High Availability | Java Web Services Architecture (The Morgan Kaufmann Series in Data Management Systems)

Many organizations will initially attempt to deploy Web services for non-mission-critical applications. For others, who are using Web services to generate revenue, making your services highly available becomes mandatory. Before starting the journey to deploying mission-critical systems, you must consider the cost of downtime, lost opportunities, lost revenue, and any stranded fixed cost your organization would need to pay whether productive or not.

Damage is sometimes harder to calculate. Loss of good will with customers, partners, and suppliers affected by unavailable services will give the impression that your organization is poorly run and incapable of fulfilling their needs. If your organization is in the public health or safety area, an unavailable service could potentially cost lives.

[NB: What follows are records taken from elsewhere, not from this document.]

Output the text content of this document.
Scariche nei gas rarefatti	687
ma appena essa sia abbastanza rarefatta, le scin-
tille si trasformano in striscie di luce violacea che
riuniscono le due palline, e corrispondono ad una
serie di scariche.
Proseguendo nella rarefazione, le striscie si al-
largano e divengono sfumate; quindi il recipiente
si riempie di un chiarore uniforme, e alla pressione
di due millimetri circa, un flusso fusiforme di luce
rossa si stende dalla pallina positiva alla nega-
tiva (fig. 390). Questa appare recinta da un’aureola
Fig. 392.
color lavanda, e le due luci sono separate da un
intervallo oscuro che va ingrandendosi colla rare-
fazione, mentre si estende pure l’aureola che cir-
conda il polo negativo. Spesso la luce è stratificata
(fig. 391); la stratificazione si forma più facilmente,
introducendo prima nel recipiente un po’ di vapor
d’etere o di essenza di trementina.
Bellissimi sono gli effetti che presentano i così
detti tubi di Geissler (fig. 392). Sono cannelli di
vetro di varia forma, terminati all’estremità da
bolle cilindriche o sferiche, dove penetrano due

An organization must weigh the high cost of downtime. The higher the cost of downtime, the more robust your availability plans must be. Figure 16.3 outlines the relative severity of an impact and its resulting costs. The architects of a Java-based Web service must analyze and document what is affected when a system goes down. Here are some additional thoughts to consider:

Managers and users may find themselves without information necessary to make intelligent decisions. With lost information, standard activities in an organization may be delayed or incorrectly executed. Downstream systems may also make incorrect decisions based on missing or corrupted information.
Deadlines may be missed, with catastrophic results. Imagine a Web service that accepts change orders for an expensive, custom-made product. What would happen if a customer could not submit a change before the cutoff time?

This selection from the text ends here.